Segundo o Lyst Index, que analisa o comportamento de compra e pesquisa de milhões de consumidores em todo o mundo, a Chanel voltou a ocupar o primeiro lugar entre as marcas mais desejadas, seguida por Miu Miu, Dior, Saint Laurent e Gucci. Mas reduzir este resultado a um simples ranking seria ignorar aquilo que ele realmente revela: o desejo em torno da Chanel tornou-se quase independente das tendências.

Poucas marcas conseguiram transformar produtos em símbolos culturais como a Chanel. A carteira Classic Flap, o casaco de tweed, os slingbacks ou o perfume Nº5 deixaram há muito de ser apenas objetos luxuosos. São referências reconhecidas por várias gerações, independentemente de seguirem ou não o universo do luxo.

Há também uma questão de escassez. A Chanel continua a ser uma das poucas grandes Casas que controla rigorosamente a distribuição, evita o comércio online para muitas das suas categorias mais desejadas e aumenta regularmente os preços de produtos mais icónicos. Em vez de afastar consumidores, esta estratégia reforça precisamente aquilo que o luxo vende desde sempre: exclusividade.

Mas existe uma dimensão mais emocional.
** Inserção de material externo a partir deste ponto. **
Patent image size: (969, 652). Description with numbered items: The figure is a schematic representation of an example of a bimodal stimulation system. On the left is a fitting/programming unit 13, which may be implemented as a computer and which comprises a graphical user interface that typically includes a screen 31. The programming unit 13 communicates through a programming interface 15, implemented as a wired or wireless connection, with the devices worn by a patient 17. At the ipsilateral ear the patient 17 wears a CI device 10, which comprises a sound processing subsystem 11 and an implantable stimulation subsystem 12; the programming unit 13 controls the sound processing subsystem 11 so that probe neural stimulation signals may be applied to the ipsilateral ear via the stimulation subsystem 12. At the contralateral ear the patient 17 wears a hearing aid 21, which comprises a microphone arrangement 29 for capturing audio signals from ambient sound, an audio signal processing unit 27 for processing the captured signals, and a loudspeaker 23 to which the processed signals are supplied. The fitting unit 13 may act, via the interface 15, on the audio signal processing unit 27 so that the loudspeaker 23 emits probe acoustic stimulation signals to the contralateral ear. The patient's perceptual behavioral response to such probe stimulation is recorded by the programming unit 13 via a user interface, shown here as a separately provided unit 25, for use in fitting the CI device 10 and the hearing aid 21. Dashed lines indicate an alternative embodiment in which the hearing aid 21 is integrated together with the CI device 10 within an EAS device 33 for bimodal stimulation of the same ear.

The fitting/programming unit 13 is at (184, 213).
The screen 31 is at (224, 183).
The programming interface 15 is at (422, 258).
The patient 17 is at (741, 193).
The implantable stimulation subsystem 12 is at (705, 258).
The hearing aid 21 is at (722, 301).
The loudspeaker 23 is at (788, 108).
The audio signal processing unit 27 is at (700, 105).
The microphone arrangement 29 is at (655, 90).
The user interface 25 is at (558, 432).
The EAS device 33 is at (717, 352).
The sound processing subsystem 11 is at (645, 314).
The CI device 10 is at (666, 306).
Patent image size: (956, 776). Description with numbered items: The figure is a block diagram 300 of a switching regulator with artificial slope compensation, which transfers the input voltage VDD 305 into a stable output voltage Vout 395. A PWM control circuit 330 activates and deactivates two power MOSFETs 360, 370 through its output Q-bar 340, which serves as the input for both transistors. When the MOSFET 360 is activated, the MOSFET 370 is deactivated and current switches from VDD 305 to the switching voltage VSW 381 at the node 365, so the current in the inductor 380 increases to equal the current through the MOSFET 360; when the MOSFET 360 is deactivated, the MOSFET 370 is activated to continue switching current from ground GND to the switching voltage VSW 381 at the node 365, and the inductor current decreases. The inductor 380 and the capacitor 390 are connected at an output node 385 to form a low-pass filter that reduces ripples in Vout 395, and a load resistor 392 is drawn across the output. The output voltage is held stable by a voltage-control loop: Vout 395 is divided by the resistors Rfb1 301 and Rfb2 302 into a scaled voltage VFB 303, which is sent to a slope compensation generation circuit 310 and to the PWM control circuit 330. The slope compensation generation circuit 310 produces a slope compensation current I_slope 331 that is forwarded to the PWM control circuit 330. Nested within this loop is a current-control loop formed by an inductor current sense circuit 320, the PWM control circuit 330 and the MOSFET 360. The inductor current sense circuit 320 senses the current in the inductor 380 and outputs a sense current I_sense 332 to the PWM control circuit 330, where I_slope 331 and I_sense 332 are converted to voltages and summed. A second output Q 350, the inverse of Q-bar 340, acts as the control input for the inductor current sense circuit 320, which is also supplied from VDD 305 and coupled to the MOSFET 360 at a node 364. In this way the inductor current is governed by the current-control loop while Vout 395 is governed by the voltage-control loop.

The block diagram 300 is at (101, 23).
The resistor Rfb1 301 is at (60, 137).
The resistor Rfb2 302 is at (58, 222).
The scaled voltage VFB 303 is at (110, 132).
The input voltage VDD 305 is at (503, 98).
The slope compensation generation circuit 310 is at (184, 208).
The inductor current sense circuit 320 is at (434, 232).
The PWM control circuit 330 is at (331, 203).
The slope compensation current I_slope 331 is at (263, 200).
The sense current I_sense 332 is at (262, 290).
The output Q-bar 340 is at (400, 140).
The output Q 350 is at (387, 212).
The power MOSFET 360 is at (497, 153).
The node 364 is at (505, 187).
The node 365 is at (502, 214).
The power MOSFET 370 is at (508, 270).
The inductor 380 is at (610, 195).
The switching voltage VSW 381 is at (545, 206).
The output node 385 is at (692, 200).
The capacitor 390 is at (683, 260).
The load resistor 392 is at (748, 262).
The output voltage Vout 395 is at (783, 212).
A Chanel representa uma ideia de elegância que atravessa épocas. Afinal, quem não conhece esta marca e, até mesmo, o seu ADN? Há uma identidade que permanece reconhecível década após década. Talvez seja essa consistência que continua a seduzir consumidores.

Também não se pode ignorar o peso da cultura pop. Das passadeiras vermelhas às campanhas protagonizadas por algumas das maiores estrelas do mundo, passando pelo mercado de revenda, onde as peças vintage da Chanel continuam entre as mais valorizadas, a marca mantém-se constantemente presente, mesmo quando parece discreta.

O momento atual reforça ainda mais essa curiosidade. Com a expectativa em torno da nova direção criativa e o futuro da maison, a Chanel vive um raro equilíbrio entre tradição e renovação. O passado continua a ser um dos seus maiores ativos, mas o mercado observa atentamente a forma como a marca irá escrever o próximo capítulo.

No fundo, o novo primeiro lugar da Chanel no Lyst Index não diz apenas que continua a ser a marca mais desejada. Diz que, numa indústria obcecada pela próxima grande novidade, poucas Casas conseguiram tornar-se elas mesmas num desejo com peso e resistente ao tempo.